Pour éventer les secrets des exoplanètes, il utilisera la coronographie à masque de phase. En d’autres termes, l’appareil associera un masque au niveau de l’objectif de son système d’optique à un diaphragme situé quant à lui dans la roue à filtres. Une combinaison qui est la condition sine qua non pour atténuer la lumière des étoiles et, ainsi, pouvoir recevoir le signal particulièrement faible envoyé par les exoplanètes qui, sans ça, risquerait fort d’être noyé dans cette luminosité parasite.
Pour en savoir plus sur la vie des étoiles et des planètes, le JWST emploiera cette fois la spectrographie infrarouge. Le procédé est alors le suivant: le télescope enregistre la lumière renvoyée par l’atmosphère d’une planète lorsque celle-ci passe devant son étoile, dans l’idée d’observer les transits de planètes à petites périodes orbitales, comme le pose ici le CEA.

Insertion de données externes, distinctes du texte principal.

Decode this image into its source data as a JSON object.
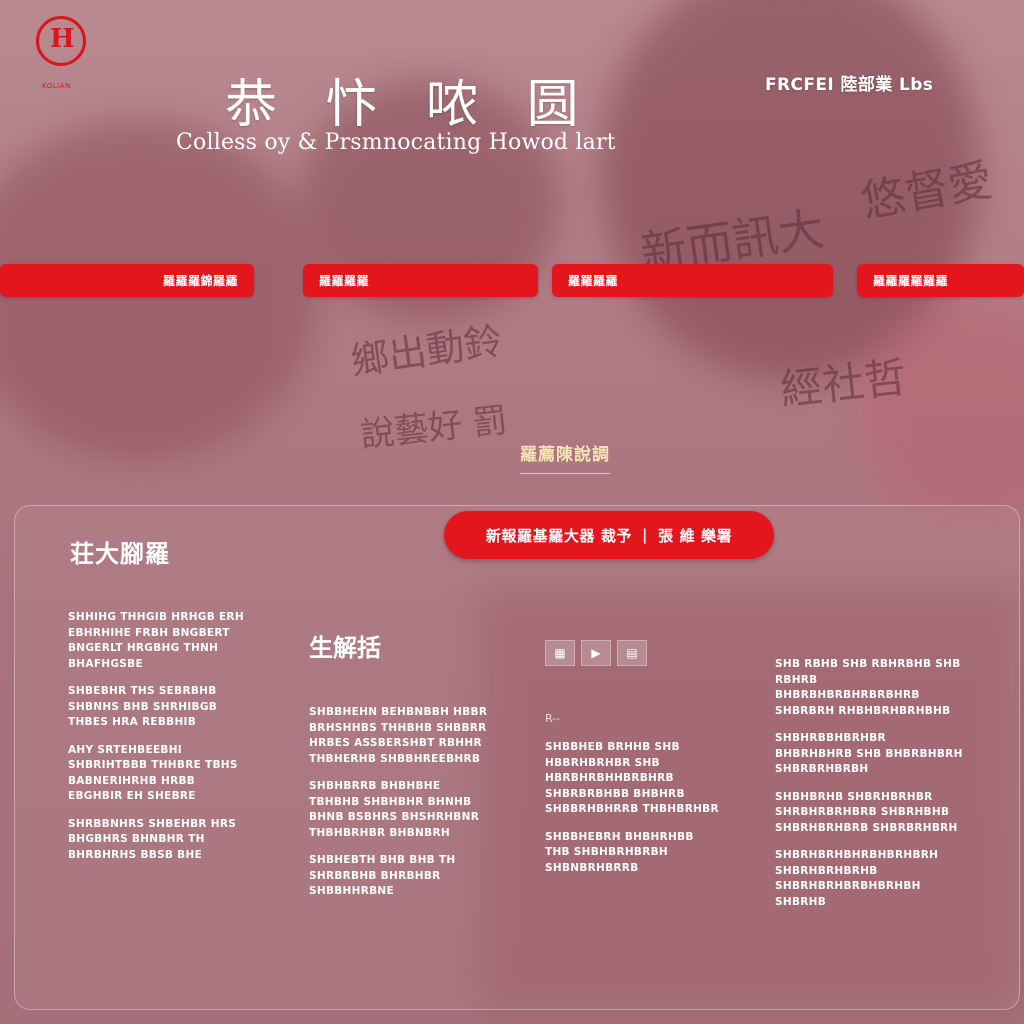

Des rouages et des neurones
Mais le jeu de ces rouages et de cette robotique – aussi impressionnant soit-il – resterait vain sans une dernière composante: la matière grise. Et les concepteurs du JWST – au nombre de 20.000 environ selon la comptabilité dressée par David Elbaz – ont déjà de quoi exercer la leur.
« On a un modèle d’évolution de l’univers et on cherche à le tester. On va voir à la fois ces premières galaxies et leur évolution dans le temps. On a une mine d’informations dans cette image qui n’est qu’une toute petite partie de l’univers », a ainsi souligné Pierre-Olivier Lagage, ajoutant encore que ses collègues et lui vont « pouvoir travailler plusieurs mois pour saisir tout ce qu’il y a dans cette image ».
Ce labeur s’annonce déjà comme un exercice de modestie selon le spécialiste: « Plus on avance dans nos connaissances, plus on se rend compte de notre ignorance ».